Senador afirma que não usou doleiros para remeter dinheiro depositado em conta nos Estados Unidos

Sérgio Pardellas

BRASÍLIA - O senador Ney Suassuna (PMDB-PB) subiu ontem à tribuna para defender-se das acusações de que teria abastecido irregularmente contas bancárias no exterior por meio de doleiros que levavam e traziam dinheiro sem registro no Banco Central. Reportagem publicada ontem no jornal Correio Braziliense revelou que o senador teria movimentado no período de 1998 a 2003 pelo menos cerca de US$ 3 milhões em sua conta particular no Delta Bank de Miami.

Segundo o senador, a matéria misturou os conceitos de saldo com movimentação, desconsiderando situações reais em que um mesmo valor pode ''sair e entrar'' várias vezes em uma conta e não significar que o saldo foi elevado. Negando ter enviado dinheiro para o exterior por intermédio de doleiros, o peemedebista disse ter um empréstimo de US$ 2 milhões, constantemente renovado.

- A cada vez que renovo, entra novamente o recurso. O dinheiro enviado para lá tem sido para amortização. Eu vou estar à disposição da CPI. Não temo nada - afirmou.

Suassuna sugeriu ainda a ocorrência de violação de sigilo e comunicou que vai pedir providências sobre o fato.
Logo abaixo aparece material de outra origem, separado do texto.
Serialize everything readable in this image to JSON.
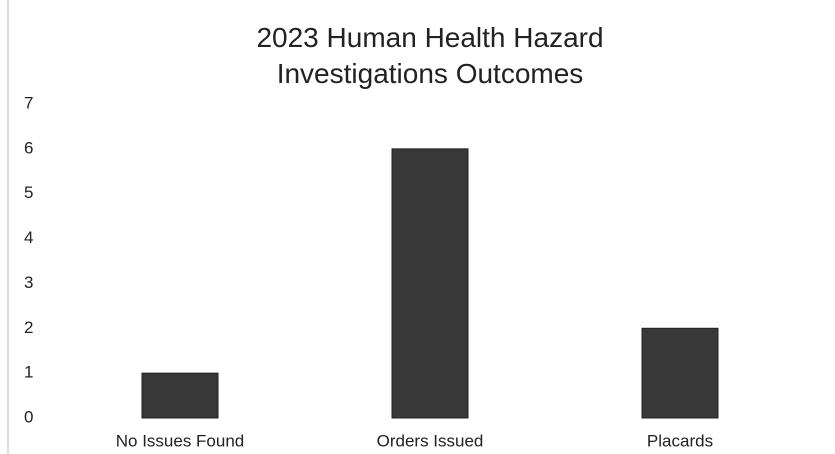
{
  "chart_data": {
    "type": "bar",
    "title": "2023 Human Health Hazard Investigations Outcomes",
    "categories": [
      "No Issues Found",
      "Orders Issued",
      "Placards"
    ],
    "values": [
      1,
      6,
      2
    ],
    "color": "#383838",
    "ylim": [
      0,
      7
    ],
    "yticks": [
      0,
      1,
      2,
      3,
      4,
      5,
      6,
      7
    ],
    "grid": false
  }
}
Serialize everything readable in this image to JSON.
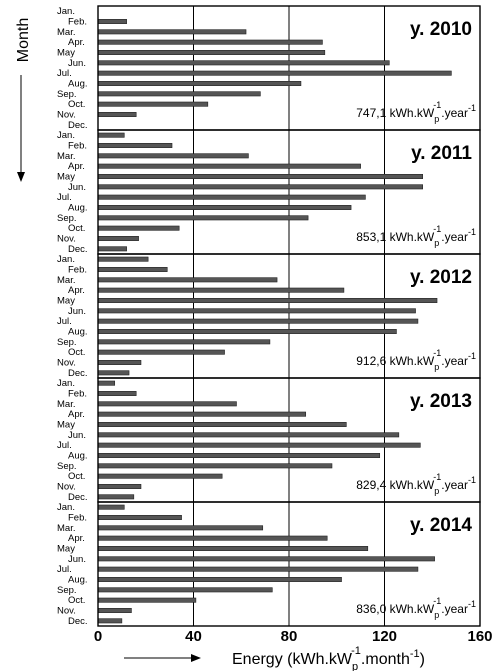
{
  "chart_data": {
    "type": "bar",
    "orientation": "horizontal",
    "ylabel": "Month",
    "xlabel_main": "Energy",
    "xlabel_unit": "(kWh.kW",
    "xlabel_unit_sub": "p",
    "xlabel_unit_sup": "-1",
    "xlabel_unit_end": ".month",
    "xlabel_unit_end_sup": "-1",
    "xlabel_unit_close": ")",
    "xlim": [
      0,
      160
    ],
    "x_ticks": [
      0,
      40,
      80,
      120,
      160
    ],
    "grid": "vertical lines at 40, 80, 120",
    "bar_color": "#555555",
    "total_unit_prefix": "kWh.kW",
    "total_unit_sub": "p",
    "total_unit_sup": "-1",
    "total_unit_end": ".year",
    "total_unit_end_sup": "-1",
    "panels": [
      {
        "year_label": "y. 2010",
        "total": "747,1",
        "months": [
          "Jan.",
          "Feb.",
          "Mar.",
          "Apr.",
          "May",
          "Jun.",
          "Jul.",
          "Aug.",
          "Sep.",
          "Oct.",
          "Nov.",
          "Dec."
        ],
        "values": [
          0,
          12,
          62,
          94,
          95,
          122,
          148,
          85,
          68,
          46,
          16,
          0
        ]
      },
      {
        "year_label": "y. 2011",
        "total": "853,1",
        "months": [
          "Jan.",
          "Feb.",
          "Mar.",
          "Apr.",
          "May",
          "Jun.",
          "Jul.",
          "Aug.",
          "Sep.",
          "Oct.",
          "Nov.",
          "Dec."
        ],
        "values": [
          11,
          31,
          63,
          110,
          136,
          136,
          112,
          106,
          88,
          34,
          17,
          12
        ]
      },
      {
        "year_label": "y. 2012",
        "total": "912,6",
        "months": [
          "Jan.",
          "Feb.",
          "Mar.",
          "Apr.",
          "May",
          "Jun.",
          "Jul.",
          "Aug.",
          "Sep.",
          "Oct.",
          "Nov.",
          "Dec."
        ],
        "values": [
          21,
          29,
          75,
          103,
          142,
          133,
          134,
          125,
          72,
          53,
          18,
          13
        ]
      },
      {
        "year_label": "y. 2013",
        "total": "829,4",
        "months": [
          "Jan.",
          "Feb.",
          "Mar.",
          "Apr.",
          "May",
          "Jun.",
          "Jul.",
          "Aug.",
          "Sep.",
          "Oct.",
          "Nov.",
          "Dec."
        ],
        "values": [
          7,
          16,
          58,
          87,
          104,
          126,
          135,
          118,
          98,
          52,
          18,
          15
        ]
      },
      {
        "year_label": "y. 2014",
        "total": "836,0",
        "months": [
          "Jan.",
          "Feb.",
          "Mar.",
          "Apr.",
          "May",
          "Jun.",
          "Jul.",
          "Aug.",
          "Sep.",
          "Oct.",
          "Nov.",
          "Dec."
        ],
        "values": [
          11,
          35,
          69,
          96,
          113,
          141,
          134,
          102,
          73,
          41,
          14,
          10
        ]
      }
    ]
  }
}
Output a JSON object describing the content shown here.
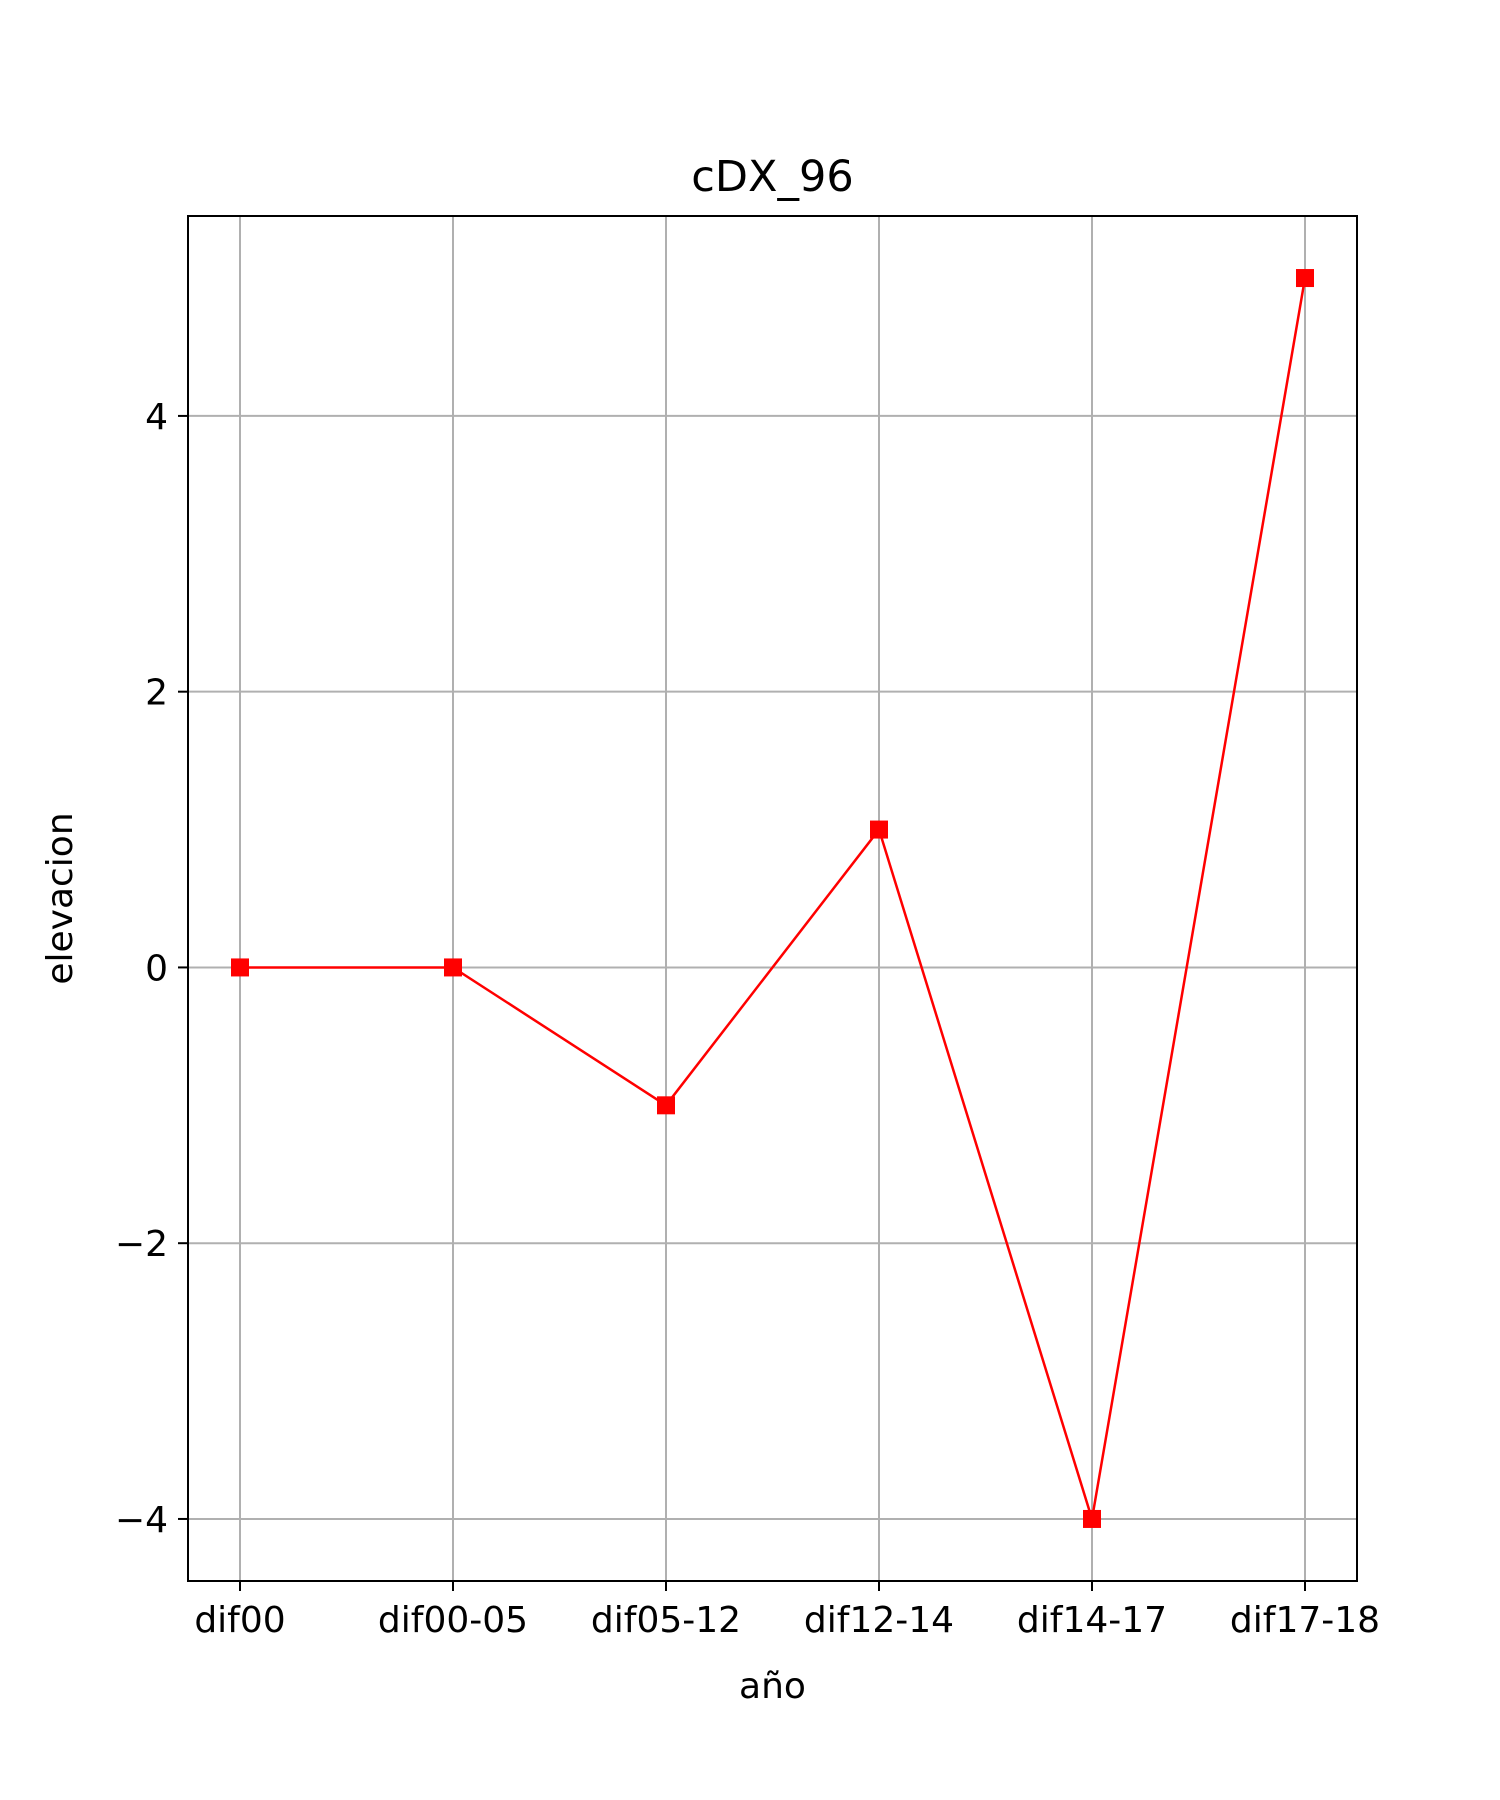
{
  "chart_data": {
    "type": "line",
    "title": "cDX_96",
    "xlabel": "año",
    "ylabel": "elevacion",
    "categories": [
      "dif00",
      "dif00-05",
      "dif05-12",
      "dif12-14",
      "dif14-17",
      "dif17-18"
    ],
    "series": [
      {
        "values": [
          0,
          0,
          -1,
          1,
          -4,
          5
        ],
        "color": "#ff0000",
        "marker": "square"
      }
    ],
    "yticks": [
      -4,
      -2,
      0,
      2,
      4
    ],
    "ytick_labels": [
      "−4",
      "−2",
      "0",
      "2",
      "4"
    ],
    "ylim": [
      -4.45,
      5.45
    ],
    "grid": true
  }
}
Em aparte ao senador paraibano, o senador Pedro Simon (PMDB-RS) exortou os presidentes da Câmara, João Paulo Cunha (PT-SP) e Senado, José Sarney (PMDB-AP) a intervirem na CPI do Banestado. Segundo a matéria, haveria 32 caixas marrons cheias de documentos guardadas no subsolo da Casa que detalhariam as contas de brasileiros no exterior.

- Os presidentes do Senado e da Câmara têm a obrigação de se manifestar. Essa é uma acusação que passa da CPI e atinge o Congresso todo. Lá está escrito que existem gavetas e gavetas que foram enviadas pela promotoria dos Estados Unidos e recebidas pelo relator, e que o relator deixa na gaveta, não faz nada, não toma conhecimento, e está tudo lá fechado a sete chaves. Isso é grave - afirmou.

O senador Renan Calheiros (PMDB-AL) pediu a palavra para elogiar Ney Suassuna pela ''coragem e transparência''.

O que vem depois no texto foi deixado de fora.